I am not sure you ever really addressed my concerns. You did bring up a good example though…You spoke of Women’s Ordination. Now, you say, quite clearly, that women cannot be ordained because the Pope said so. That is essentially your argument and has been for quite some time about papal authority. I think what others would say, however, is that the Pope’s authority only extends as far as the deposit of faith. In other words, he has the authority to say women cannot be priests because that is what the church’s magisterium, or teaching authority, has always taught. His power is arbitrary or absolute; if it were, he could, like a king, rule that virtually ANYTHING is one way or the other. He can’t, however, do this.
Further, I don’t believe the Pope’s primacy is merely one of honor. He occupies a very real office that Peter held. The issue is how much power that office has. You say it’s absolute, and I don’t think the Church as a whole has ever held that and I don’t believe that is an apostolic teaching.

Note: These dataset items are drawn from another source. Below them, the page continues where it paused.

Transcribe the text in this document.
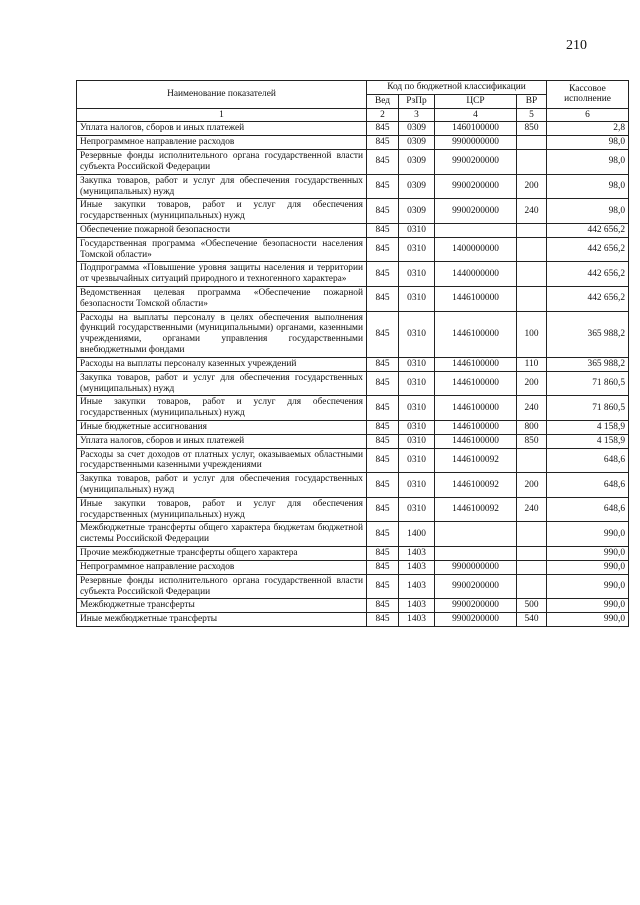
210
Наименование показателей	Код по бюджетной классификации				Кассовое исполнение
	Вед	РзПр	ЦСР	ВР	
1	2	3	4	5	6
Уплата налогов, сборов и иных платежей	845	0309	1460100000	850	2,8
Непрограммное направление расходов	845	0309	9900000000		98,0
Резервные фонды исполнительного органа государственной власти субъекта Российской Федерации	845	0309	9900200000		98,0
Закупка товаров, работ и услуг для обеспечения государственных (муниципальных) нужд	845	0309	9900200000	200	98,0
Иные закупки товаров, работ и услуг для обеспечения государственных (муниципальных) нужд	845	0309	9900200000	240	98,0
Обеспечение пожарной безопасности	845	0310			442 656,2
Государственная программа «Обеспечение безопасности населения Томской области»	845	0310	1400000000		442 656,2
Подпрограмма «Повышение уровня защиты населения и территории от чрезвычайных ситуаций природного и техногенного характера»	845	0310	1440000000		442 656,2
Ведомственная целевая программа «Обеспечение пожарной безопасности Томской области»	845	0310	1446100000		442 656,2
Расходы на выплаты персоналу в целях обеспечения выполнения функций государственными (муниципальными) органами, казенными учреждениями, органами управления государственными внебюджетными фондами	845	0310	1446100000	100	365 988,2
Расходы на выплаты персоналу казенных учреждений	845	0310	1446100000	110	365 988,2
Закупка товаров, работ и услуг для обеспечения государственных (муниципальных) нужд	845	0310	1446100000	200	71 860,5
Иные закупки товаров, работ и услуг для обеспечения государственных (муниципальных) нужд	845	0310	1446100000	240	71 860,5
Иные бюджетные ассигнования	845	0310	1446100000	800	4 158,9
Уплата налогов, сборов и иных платежей	845	0310	1446100000	850	4 158,9
Расходы за счет доходов от платных услуг, оказываемых областными государственными казенными учреждениями	845	0310	1446100092		648,6
Закупка товаров, работ и услуг для обеспечения государственных (муниципальных) нужд	845	0310	1446100092	200	648,6
Иные закупки товаров, работ и услуг для обеспечения государственных (муниципальных) нужд	845	0310	1446100092	240	648,6
Межбюджетные трансферты общего характера бюджетам бюджетной системы Российской Федерации	845	1400			990,0
Прочие межбюджетные трансферты общего характера	845	1403			990,0
Непрограммное направление расходов	845	1403	9900000000		990,0
Резервные фонды исполнительного органа государственной власти субъекта Российской Федерации	845	1403	9900200000		990,0
Межбюджетные трансферты	845	1403	9900200000	500	990,0
Иные межбюджетные трансферты	845	1403	9900200000	540	990,0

Further, you would have the world separate the papal office from the rest of the bishops, insisting that the Pope’s power is absolute separate from the other bishops, but this is erroneous. It would be like saying Barack Obama’s power would still exist if the rest of the country left him and decided he wasn’t a valid president. You can’t be president of a country that doesn’t exist and you can’t be Pope of a church that doesn’t exist. So if a Pope is out on an island, forsaken by the rest of the world, including all validly ordained bishops, he is no longer the Pope. Why? Because his office essentially ceases to exist. The Pope is the Head of the Church like a CEO is head of a company. No company means no CEO and no church means no Pope. An office cannot exist without an organization. Thus, the Pope’s office, which was established by Jesus at the SAME TIME He established His Church, is indistinguishable from the organization it leads and REQUIRES the rest of the bishops to be a valid post. This doesn’t mean the bishops must all agree for the Pope’s words to be valid (bishops could all be in error). What does it mean, however, is that without the bishops, there is no Church, and without the Pope, you could also argue there is no Church, at least not a universal church. I would argue the Church exists anywhere that Christians exist and especially where bishops are present, but that’s an entirely different matter.